– Ну ясно. Слушай, а у тебя женщина есть? Не на одну ночь, а чтобы ждала? Знаю, что монахи вроде не по этому делу, но все же…
– Была одна, которую я не мог забыть. Я как раз нашел ее в Хоксе, но она погибла, во время осады.
– Кто убил? Из какого рейда?
– Не знаю.
– Может, я?
– Возможно.
Свеча померкла на секунду, под порывом ночного ветра – а когда пламя снова выровнялось, Феникс сидела перед монахом. Взяв его за руку, она положила ее на свою, с бритвой, прижатой к собственному горлу.
– А если так? Может, об этом вспоминаешь? Что она умерла, а ты мне уйти дал? Ну так спроси с меня! Сейчас, пока я добрая – потом, может, кто другой спросит!
– Я убил многих из вас. Больше, чем ты думаешь. – Взвешенно ответил Кейн. – Это не изменило ничего. И даже сотня смертей не вернут ее.
– Мстят не затем, чтобы вернуть.
– Но мне ничего другого не нужно.
Феникс почти бесшумно рассмеялась, выпустив его руку, и снова обходя его сбоку:
– Эх, жаль, не услышала я таких слов зим этак семь назад – может, куда меньше народу в песке бы лежало. Мстить и правда легко, да приятно, но только ничего после этого в руках не остается, да и в сердце тоже. Ненависть для драки хороша, но для настоящих дел ее мало. Не тот хорошо дерется, кто ненавидит…

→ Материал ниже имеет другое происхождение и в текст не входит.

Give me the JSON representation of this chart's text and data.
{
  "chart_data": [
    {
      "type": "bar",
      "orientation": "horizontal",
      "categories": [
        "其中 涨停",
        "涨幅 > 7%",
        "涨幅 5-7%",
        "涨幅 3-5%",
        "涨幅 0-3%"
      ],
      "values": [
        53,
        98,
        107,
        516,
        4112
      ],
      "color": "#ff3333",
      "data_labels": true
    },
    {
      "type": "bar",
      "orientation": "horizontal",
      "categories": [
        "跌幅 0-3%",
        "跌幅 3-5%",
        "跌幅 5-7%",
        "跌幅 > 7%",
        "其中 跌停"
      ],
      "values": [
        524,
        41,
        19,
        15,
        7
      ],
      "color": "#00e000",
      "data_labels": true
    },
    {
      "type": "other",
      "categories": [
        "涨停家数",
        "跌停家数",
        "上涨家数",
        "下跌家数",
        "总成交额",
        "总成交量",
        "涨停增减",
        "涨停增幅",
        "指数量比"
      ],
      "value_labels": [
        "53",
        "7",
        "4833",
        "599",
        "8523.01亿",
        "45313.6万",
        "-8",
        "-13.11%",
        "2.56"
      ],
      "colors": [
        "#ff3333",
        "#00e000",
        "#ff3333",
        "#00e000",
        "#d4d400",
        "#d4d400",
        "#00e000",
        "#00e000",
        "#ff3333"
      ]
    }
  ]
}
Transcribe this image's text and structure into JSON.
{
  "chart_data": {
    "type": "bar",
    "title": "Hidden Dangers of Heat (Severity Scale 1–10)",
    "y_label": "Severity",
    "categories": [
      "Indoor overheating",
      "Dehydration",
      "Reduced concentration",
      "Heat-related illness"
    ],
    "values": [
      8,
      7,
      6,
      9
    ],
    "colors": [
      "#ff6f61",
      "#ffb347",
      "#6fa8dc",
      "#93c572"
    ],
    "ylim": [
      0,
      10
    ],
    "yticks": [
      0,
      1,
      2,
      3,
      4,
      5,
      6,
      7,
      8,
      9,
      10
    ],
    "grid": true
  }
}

– А кто же? Тот, кто видит твою вторую сторону?
На этот раз Феникс рассмеялась уже громче, и хлопнула монаха по плечу, не выпуская бритву.
– А ты хорош слова поворачивать. Смотри, без уха оставлю.
– Я стараюсь.
– Но про любовь ты правильно понял. Она людьми двигает, и те, кто ее чувствует, дерутся куда как сильнее других.
– И к кому же испытывают любовь ваши рейды?
Феникс медленно провела бритвой по макушке монаха. Затем он ощутил на голове ее пальцы, скользящие по только что выбритой коже.